When The Song of the Messiah was published in 1935, expectations again ran high for a Pulitzer, which — again — Neihardt did not receive. He returned to the St. Louis Post-Dispatch from 1936 to 1938, and began a long term as associate editor of the Mark Twain Quarterly with its inaugural issue in 1936. A Cycle of the West was finally published in its entirety in 1941. From 1944 to 1946, Neihardt served as Director of Information for the Office of Indian Affairs and continued to work for the organization in a more limited capacity until 1948. From 1949 to 1961, he was the Poet in Residence and Lecturer in English literature at the University of Missouri at Concordia, where he remained a popular instructor. Neihardt’s position at the University of Missouri, which he accepted at the age of 68, was his first secure job; he had made a living until that point by patching together pieces of work-for-hire, temporary editing stints, and the poetry to which he was devoted.
Later Years
Rather late in life, Neihardt published a third and final novel, When the Tree Flowered (1951). It is a fictional Indian autobiography that at least one of his biographers considers his best prose work. The novel is based on material from the Pine Ridge Reservation; its title will remind the reader of the symbolic flowering stick or tree depicted in Black Elk’s vision that the Sioux used ceremonially in the sun dance. A little understood aspect of Neihardt’s work in later life is his experimentation with paranormal phenomena, related to his interest in spirituality.

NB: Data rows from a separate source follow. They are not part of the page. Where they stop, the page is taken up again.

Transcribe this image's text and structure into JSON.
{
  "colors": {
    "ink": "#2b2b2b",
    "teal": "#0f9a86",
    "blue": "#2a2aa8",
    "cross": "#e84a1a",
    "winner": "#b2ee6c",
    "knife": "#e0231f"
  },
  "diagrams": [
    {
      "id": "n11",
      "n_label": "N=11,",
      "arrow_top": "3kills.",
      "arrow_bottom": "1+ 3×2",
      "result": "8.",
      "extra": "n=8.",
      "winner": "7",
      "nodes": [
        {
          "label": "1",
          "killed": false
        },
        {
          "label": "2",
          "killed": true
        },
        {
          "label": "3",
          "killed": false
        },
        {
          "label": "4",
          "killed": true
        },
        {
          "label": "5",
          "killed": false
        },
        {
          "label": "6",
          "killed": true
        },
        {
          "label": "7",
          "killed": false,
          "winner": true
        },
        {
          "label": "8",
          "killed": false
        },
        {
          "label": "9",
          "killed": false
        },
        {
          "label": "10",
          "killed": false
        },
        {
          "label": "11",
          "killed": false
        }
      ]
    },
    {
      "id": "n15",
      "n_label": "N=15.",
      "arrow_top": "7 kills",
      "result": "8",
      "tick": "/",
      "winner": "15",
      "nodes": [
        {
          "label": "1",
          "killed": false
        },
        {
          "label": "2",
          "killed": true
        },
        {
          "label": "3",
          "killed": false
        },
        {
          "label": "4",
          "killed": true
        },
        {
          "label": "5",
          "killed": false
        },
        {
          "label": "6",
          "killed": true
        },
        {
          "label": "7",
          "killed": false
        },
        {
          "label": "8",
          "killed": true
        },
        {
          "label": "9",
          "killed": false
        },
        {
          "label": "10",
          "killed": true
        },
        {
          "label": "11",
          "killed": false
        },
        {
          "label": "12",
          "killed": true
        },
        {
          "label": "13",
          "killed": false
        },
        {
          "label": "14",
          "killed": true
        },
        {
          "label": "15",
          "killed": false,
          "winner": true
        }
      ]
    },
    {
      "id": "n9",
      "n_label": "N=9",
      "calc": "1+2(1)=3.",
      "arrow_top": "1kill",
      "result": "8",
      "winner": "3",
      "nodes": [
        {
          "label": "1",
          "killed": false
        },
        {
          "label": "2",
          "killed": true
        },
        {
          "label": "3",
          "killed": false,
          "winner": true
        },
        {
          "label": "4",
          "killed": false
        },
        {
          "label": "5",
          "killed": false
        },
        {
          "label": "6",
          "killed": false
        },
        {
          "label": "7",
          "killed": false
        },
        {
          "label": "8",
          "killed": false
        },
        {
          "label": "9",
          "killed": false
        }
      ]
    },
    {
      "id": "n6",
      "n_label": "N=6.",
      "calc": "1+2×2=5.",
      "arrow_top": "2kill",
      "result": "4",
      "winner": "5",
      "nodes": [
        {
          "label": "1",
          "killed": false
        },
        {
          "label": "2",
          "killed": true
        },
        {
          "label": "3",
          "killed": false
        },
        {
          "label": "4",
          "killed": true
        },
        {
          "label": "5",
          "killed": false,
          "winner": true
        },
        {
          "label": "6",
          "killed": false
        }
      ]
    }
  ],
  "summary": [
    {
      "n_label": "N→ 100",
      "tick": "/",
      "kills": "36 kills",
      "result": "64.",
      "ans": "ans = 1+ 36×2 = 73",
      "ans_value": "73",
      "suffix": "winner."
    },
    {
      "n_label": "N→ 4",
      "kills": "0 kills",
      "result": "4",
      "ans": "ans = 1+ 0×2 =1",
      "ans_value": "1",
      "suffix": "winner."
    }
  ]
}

John Neihardt died in 1973. Two years before his death, an appearance on The Dick Cavett Show provoked the most viewer response in the history of the show. In 1961, an act of the legislature installed a bust of Neihardt, sculpted by his wife Mona Martinson, in the Nebraska Capitol rotunda, when the governor proclaimed the first Sunday in August John Neihardt Day. His daughter Hilda has published recent (1991) editions of his work.